Oh dear. Very glad I left them when I did.

I can understand that there are immense demands on their cable infrastructure when people use their connections freely, but the fact they have clearly expanded to a point where they can't support their customers with the connections many seem to want and yet still advertise their service as "unlimited" is pretty poor form, imo.

They are investing massively in their cable updates, though it must be said. It remains to be seen if they will ever be able to implement a decent, uncapped and unshaped service after their 50Mb/s roll-out is completed. If they can, I might even consider going back to them, notwithstanding how utterly inadequate I found their customer service when things went wrong.
 
The daytime limits are new for the downstream aren't they? It was only upstream before that if I remember correctly.

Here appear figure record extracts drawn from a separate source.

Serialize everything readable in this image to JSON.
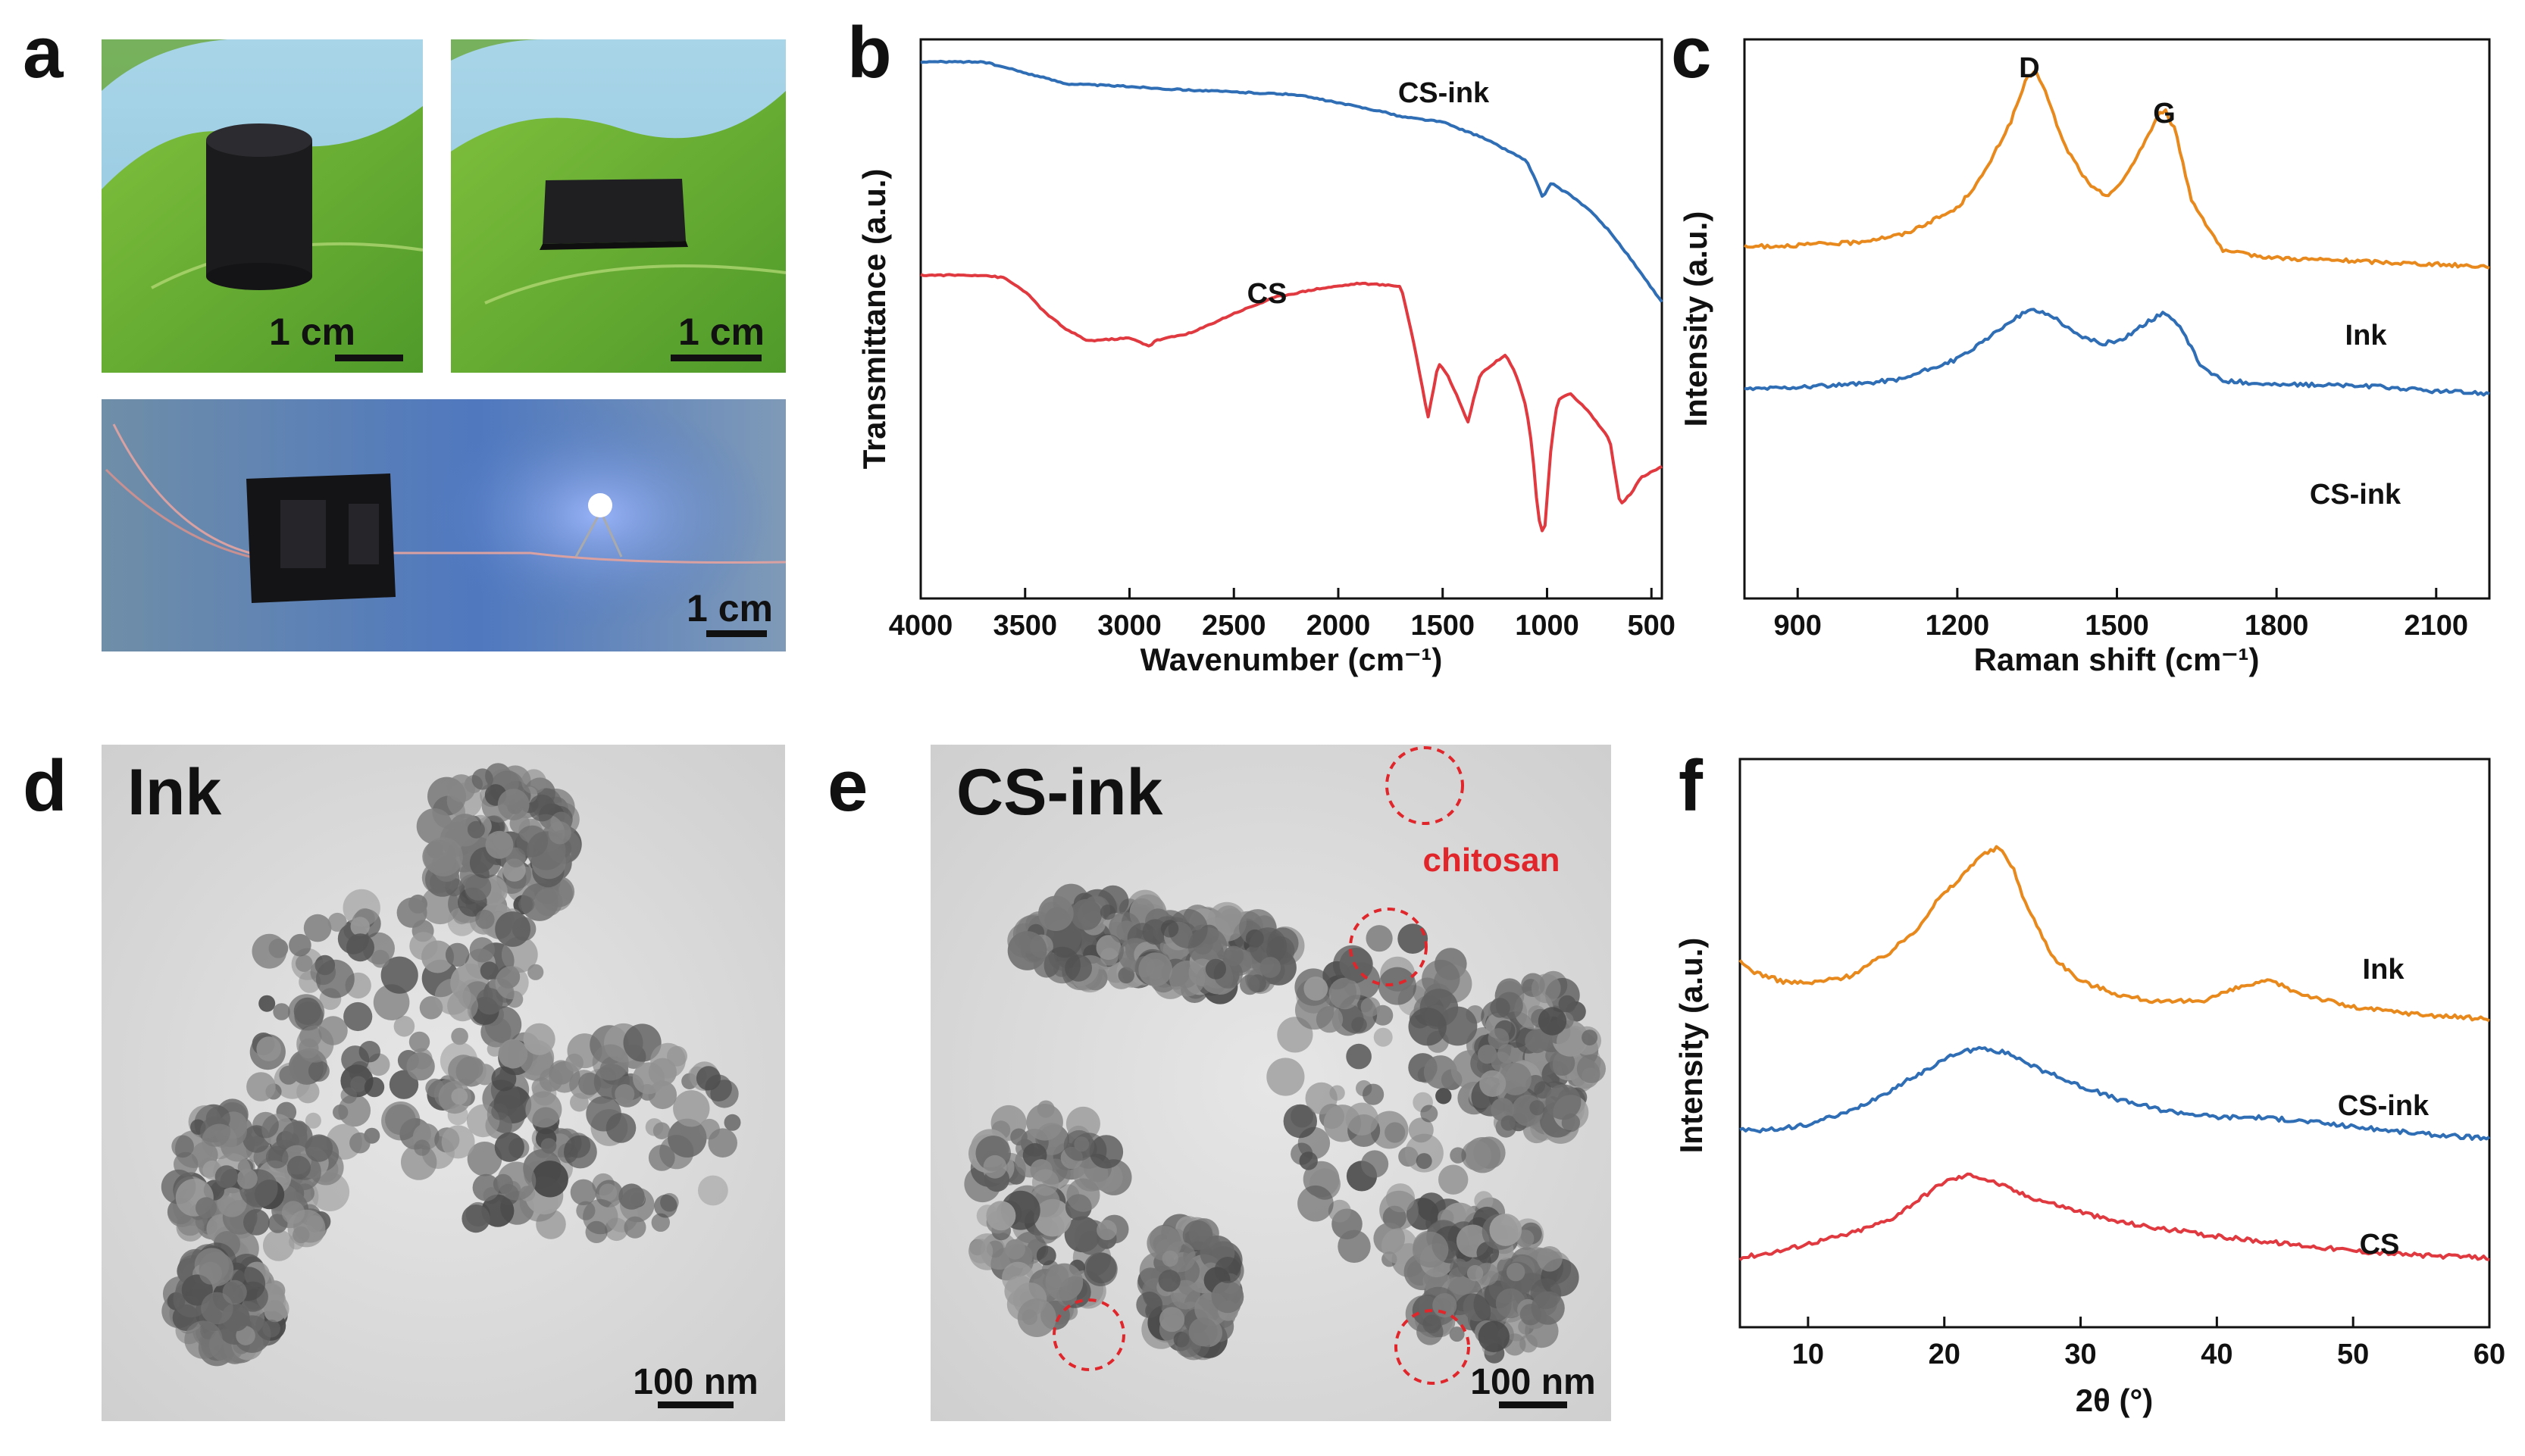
{
  "panels": {
    "a": {
      "label": "a",
      "photos": [
        {
          "name": "cylinder-photo",
          "scale_text": "1 cm"
        },
        {
          "name": "film-photo",
          "scale_text": "1 cm"
        },
        {
          "name": "led-circuit-photo",
          "scale_text": "1 cm"
        }
      ]
    },
    "d": {
      "label": "d",
      "title": "Ink",
      "scale_text": "100 nm"
    },
    "e": {
      "label": "e",
      "title": "CS-ink",
      "scale_text": "100 nm",
      "annotation": "chitosan"
    }
  },
  "colors": {
    "orange": "#e8891d",
    "blue": "#2f6db5",
    "red": "#e0393f"
  },
  "chart_data": [
    {
      "panel": "b",
      "label": "b",
      "type": "line",
      "title": "",
      "xlabel": "Wavenumber (cm⁻¹)",
      "ylabel": "Transmittance (a.u.)",
      "xlim": [
        4000,
        450
      ],
      "x_inverted": true,
      "ylim": [
        0,
        100
      ],
      "xticks": [
        4000,
        3500,
        3000,
        2500,
        2000,
        1500,
        1000,
        500
      ],
      "xtick_labels": [
        "4000",
        "3500",
        "3000",
        "2500",
        "2000",
        "1500",
        "1000",
        "500"
      ],
      "series": [
        {
          "name": "CS-ink",
          "color": "#2f6db5",
          "x": [
            4000,
            3700,
            3500,
            3300,
            3000,
            2800,
            2500,
            2200,
            2000,
            1800,
            1700,
            1500,
            1300,
            1200,
            1100,
            1050,
            1020,
            980,
            950,
            900,
            800,
            700,
            600,
            450
          ],
          "y": [
            97,
            97,
            95,
            93,
            92.5,
            92,
            91.5,
            91,
            89.5,
            88,
            87,
            86,
            83,
            81,
            79,
            75,
            72,
            75,
            74,
            73,
            70,
            66,
            61,
            53
          ]
        },
        {
          "name": "CS",
          "color": "#e0393f",
          "x": [
            4000,
            3700,
            3600,
            3500,
            3400,
            3300,
            3200,
            3000,
            2900,
            2880,
            2700,
            2500,
            2300,
            2100,
            1900,
            1700,
            1640,
            1600,
            1570,
            1520,
            1480,
            1420,
            1380,
            1320,
            1250,
            1200,
            1150,
            1100,
            1070,
            1050,
            1030,
            1010,
            980,
            950,
            890,
            800,
            700,
            650,
            600,
            550,
            500,
            450
          ],
          "y": [
            58,
            58,
            57.5,
            55,
            51,
            48,
            46,
            46.5,
            45,
            46,
            47.5,
            51,
            54,
            55.5,
            56.5,
            56,
            46,
            38,
            32,
            42,
            40,
            35,
            31,
            40,
            42,
            43.5,
            40,
            34,
            26,
            17,
            11,
            12,
            27,
            35,
            36.5,
            33,
            28,
            16,
            18,
            21,
            22,
            23
          ]
        }
      ]
    },
    {
      "panel": "c",
      "label": "c",
      "type": "line",
      "title": "",
      "xlabel": "Raman shift (cm⁻¹)",
      "ylabel": "Intensity (a.u.)",
      "xlim": [
        800,
        2200
      ],
      "ylim": [
        0,
        100
      ],
      "xticks": [
        900,
        1200,
        1500,
        1800,
        2100
      ],
      "xtick_labels": [
        "900",
        "1200",
        "1500",
        "1800",
        "2100"
      ],
      "peak_labels": [
        {
          "text": "D",
          "x": 1345
        },
        {
          "text": "G",
          "x": 1590
        }
      ],
      "series": [
        {
          "name": "Ink",
          "color": "#e8891d",
          "x": [
            800,
            900,
            1000,
            1100,
            1200,
            1250,
            1300,
            1330,
            1345,
            1360,
            1400,
            1450,
            1480,
            1510,
            1550,
            1580,
            1590,
            1610,
            1640,
            1700,
            1800,
            1900,
            2000,
            2100,
            2200
          ],
          "y": [
            57,
            57.5,
            58,
            60,
            66,
            74,
            86,
            96,
            98,
            95,
            81,
            71,
            69,
            72,
            81,
            88,
            89,
            84,
            68,
            56,
            54.5,
            54,
            53.5,
            53,
            52.5
          ]
        },
        {
          "name": "CS-ink",
          "color": "#2f6db5",
          "x": [
            800,
            900,
            1000,
            1100,
            1200,
            1250,
            1300,
            1340,
            1380,
            1420,
            1470,
            1510,
            1550,
            1590,
            1620,
            1660,
            1700,
            1800,
            1900,
            2000,
            2100,
            2200
          ],
          "y": [
            24,
            24.5,
            25,
            26.5,
            31,
            35,
            40,
            42.5,
            41,
            37,
            34.5,
            35.5,
            39,
            42,
            38,
            29,
            26,
            25,
            25,
            24.5,
            23.5,
            23
          ]
        }
      ]
    },
    {
      "panel": "f",
      "label": "f",
      "type": "line",
      "title": "",
      "xlabel": "2θ (°)",
      "ylabel": "Intensity (a.u.)",
      "xlim": [
        5,
        60
      ],
      "ylim": [
        0,
        100
      ],
      "xticks": [
        10,
        20,
        30,
        40,
        50,
        60
      ],
      "xtick_labels": [
        "10",
        "20",
        "30",
        "40",
        "50",
        "60"
      ],
      "series": [
        {
          "name": "Ink",
          "color": "#e8891d",
          "x": [
            5,
            6,
            8,
            10,
            13,
            16,
            18,
            19.5,
            21,
            22.5,
            24,
            25,
            26,
            28,
            30,
            33,
            36,
            39,
            42,
            44,
            46,
            50,
            55,
            60
          ],
          "y": [
            67,
            65,
            63,
            62.5,
            64,
            69,
            74,
            80,
            84,
            89,
            91,
            87,
            79,
            68,
            63,
            60,
            58.5,
            59,
            62,
            63,
            60.5,
            57.5,
            56,
            55
          ]
        },
        {
          "name": "CS-ink",
          "color": "#2f6db5",
          "x": [
            5,
            6,
            8,
            10,
            13,
            16,
            19,
            21,
            23,
            25,
            27,
            30,
            33,
            36,
            40,
            43,
            47,
            50,
            55,
            60
          ],
          "y": [
            32,
            31.5,
            32,
            33,
            35.5,
            40,
            45,
            48,
            49,
            47.5,
            44.5,
            41,
            38,
            36,
            34.5,
            34.5,
            33.5,
            32.5,
            31,
            30
          ]
        },
        {
          "name": "CS",
          "color": "#e0393f",
          "x": [
            5,
            6,
            8,
            10,
            13,
            16,
            18,
            20,
            22,
            24,
            26,
            29,
            32,
            35,
            40,
            45,
            50,
            55,
            60
          ],
          "y": [
            5,
            5.5,
            6.5,
            8,
            10,
            13,
            17,
            21,
            22.5,
            20.5,
            18,
            15.5,
            13,
            11.5,
            9.5,
            8,
            6.5,
            5.5,
            5
          ]
        }
      ]
    }
  ]
}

It's been like it as mentioned for about a year or so now.

I think all they've done is redone the chart on the page linked to higher up to make it a little clearer (IIRC it used to have the upload limits separate), and added the information for the new M 10mbit service level (the one the old M 2mbit users are being moved to).
 
Im on 20Mb, and 6GB limit in the morning, and 3 GB in the evening, and unlimited from 9pm to 10am, and 3pm to 4 pm (so over half the day unlimited). is perfectly reasonable IMO.
 
It's unreasonable when you want to rent an HD movie from xbl marketplace or iTunes and it doesn't pull it off. It's also unreasonable to be limited to some stupid curfew by someone else, I've run in to occasions when I need to download a large file really fast but it ruins that idea because of these damn caps.

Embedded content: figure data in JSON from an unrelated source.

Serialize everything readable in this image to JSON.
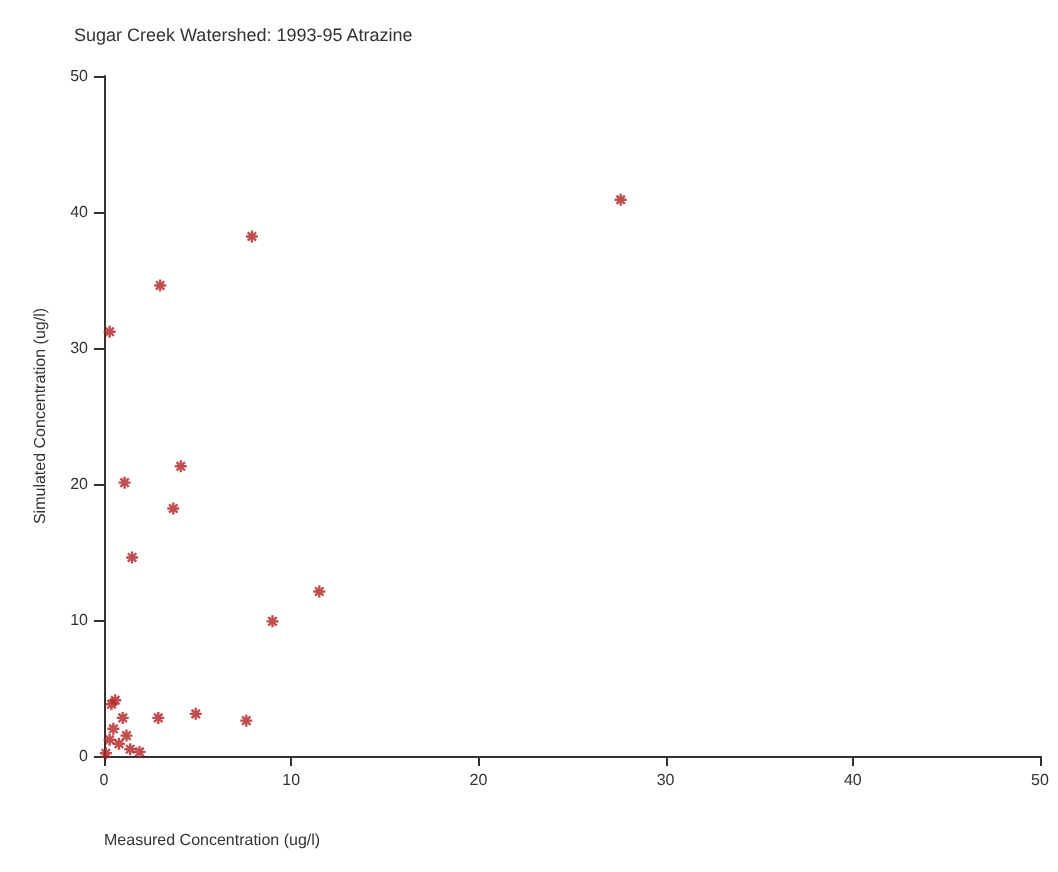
{
  "chart_data": {
    "type": "scatter",
    "title": "Sugar Creek Watershed: 1993-95 Atrazine",
    "xlabel": "Measured Concentration (ug/l)",
    "ylabel": "Simulated Concentration (ug/l)",
    "x": [
      27.6,
      7.9,
      3.0,
      0.3,
      4.1,
      3.7,
      1.1,
      1.5,
      11.5,
      9.0,
      4.9,
      2.9,
      7.6,
      1.0,
      0.4,
      0.6,
      0.3,
      0.8,
      1.4,
      1.9,
      0.1,
      0.5,
      1.2
    ],
    "values": [
      40.9,
      38.2,
      34.6,
      31.2,
      21.3,
      18.2,
      20.1,
      14.6,
      12.1,
      9.9,
      3.1,
      2.8,
      2.6,
      2.8,
      3.8,
      4.1,
      1.2,
      0.9,
      0.5,
      0.3,
      0.2,
      2.0,
      1.5
    ],
    "color": "#b22222",
    "marker": "cross",
    "grid": false,
    "xlim": [
      0,
      50
    ],
    "xticks": [
      0,
      10,
      20,
      30,
      40,
      50
    ],
    "ylim": [
      0,
      50
    ],
    "yticks": [
      0,
      10,
      20,
      30,
      40,
      50
    ]
  }
}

What they have in the US is a "throttling" service. It is the same here, except they falsely lead the customers to believe they get 20Mbit all the time :)
 
As stated, been like this for ages and still doesn't cause me any problems and I download a lot.

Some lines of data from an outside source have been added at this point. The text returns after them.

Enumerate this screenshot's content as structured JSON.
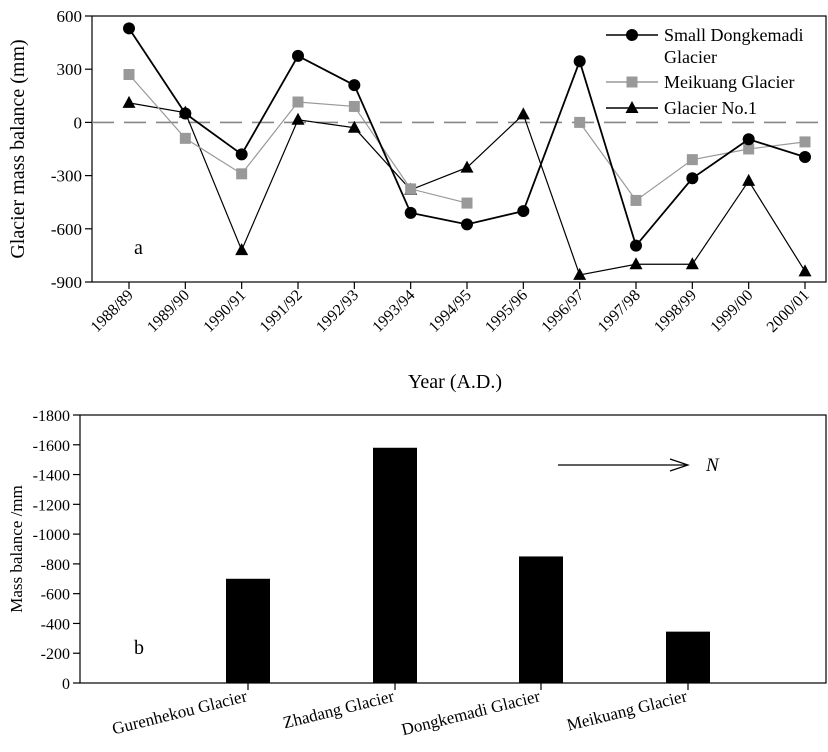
{
  "chart_data": [
    {
      "type": "line",
      "panel_label": "a",
      "xlabel": "Year (A.D.)",
      "ylabel": "Glacier mass balance (mm)",
      "ylim": [
        -900,
        600
      ],
      "yticks": [
        600,
        300,
        0,
        -300,
        -600,
        -900
      ],
      "categories": [
        "1988/89",
        "1989/90",
        "1990/91",
        "1991/92",
        "1992/93",
        "1993/94",
        "1994/95",
        "1995/96",
        "1996/97",
        "1997/98",
        "1998/99",
        "1999/00",
        "2000/01"
      ],
      "reference_line": {
        "y": 0,
        "style": "dashed"
      },
      "legend_position": "top-right",
      "grid": false,
      "series": [
        {
          "name": "Small Dongkemadi Glacier",
          "marker": "circle",
          "color": "#000000",
          "values": [
            530,
            50,
            -180,
            375,
            210,
            -510,
            -575,
            -500,
            345,
            -695,
            -315,
            -95,
            -195
          ]
        },
        {
          "name": "Meikuang Glacier",
          "marker": "square",
          "color": "#999999",
          "values": [
            270,
            -90,
            -290,
            115,
            90,
            -375,
            -455,
            null,
            0,
            -440,
            -210,
            -150,
            -110
          ]
        },
        {
          "name": "Glacier No.1",
          "marker": "triangle",
          "color": "#000000",
          "values": [
            110,
            55,
            -720,
            15,
            -30,
            -380,
            -255,
            45,
            -860,
            -800,
            -800,
            -330,
            -840
          ]
        }
      ]
    },
    {
      "type": "bar",
      "panel_label": "b",
      "xlabel": "",
      "ylabel": "Mass balance /mm",
      "ylim": [
        0,
        -1800
      ],
      "yticks": [
        -1800,
        -1600,
        -1400,
        -1200,
        -1000,
        -800,
        -600,
        -400,
        -200,
        0
      ],
      "categories": [
        "Gurenhekou Glacier",
        "Zhadang Glacier",
        "Dongkemadi Glacier",
        "Meikuang Glacier"
      ],
      "values": [
        -700,
        -1580,
        -850,
        -345
      ],
      "color": "#000000",
      "grid": false,
      "annotation": "N"
    }
  ]
}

All it does it ensure you schedule your large downloads for overnight which isn't a big problem. Even with the limits I can still download around 130GB a day or 4TB a month. Love to see how many of these alternative, and so called "unlimited", ISPs would allow you to do that with impunity :rolleyes:
 
Yes there's an hour "gap" between 3pm and 4pm.

It's not ideal but then virtually all ISPs have limits of some kind in place and even those that don't still have "fair usage" clauses in their terms and conditions which are vague and could be brought to bear on heavy users without any warning or fore-knowledge of what is permissible.

I'd much rather have the system VM use than a fixed cap per day or month. As I said, it's not hard to schedule large downloads for off-peak periods and, if it keeps the network "clear" during peak periods so my "normal" activities don't suffer, then I'm all for it.

There are rumours that they will be moving from this type of system towards a proper traffic shaping system in the future, primarily to kerb activity such as bittorrent which is the real scourge of the 'net.
 
It's been like it as mentioned for about a year or so now.

I think all they've done is redone the chart on the page linked to higher up to make it a little clearer (IIRC it used to have the upload limits separate), and added the information for the new M 10mbit service level (the one the old M 2mbit users are being moved to).

I didn't know downstream was monitored during the day so the new chart is much clearer now.

Just means I need to make sure scheduling is setup properly. :)

Wonder if they'll move to application management like rumours suggest?
 
I have noticed this throttling for some time now, as I download a lot of Linux distros, some of them are over 4GB's, I soon learned to download them overnight.
Since using the night for big downloads I have not noticed much slowing down.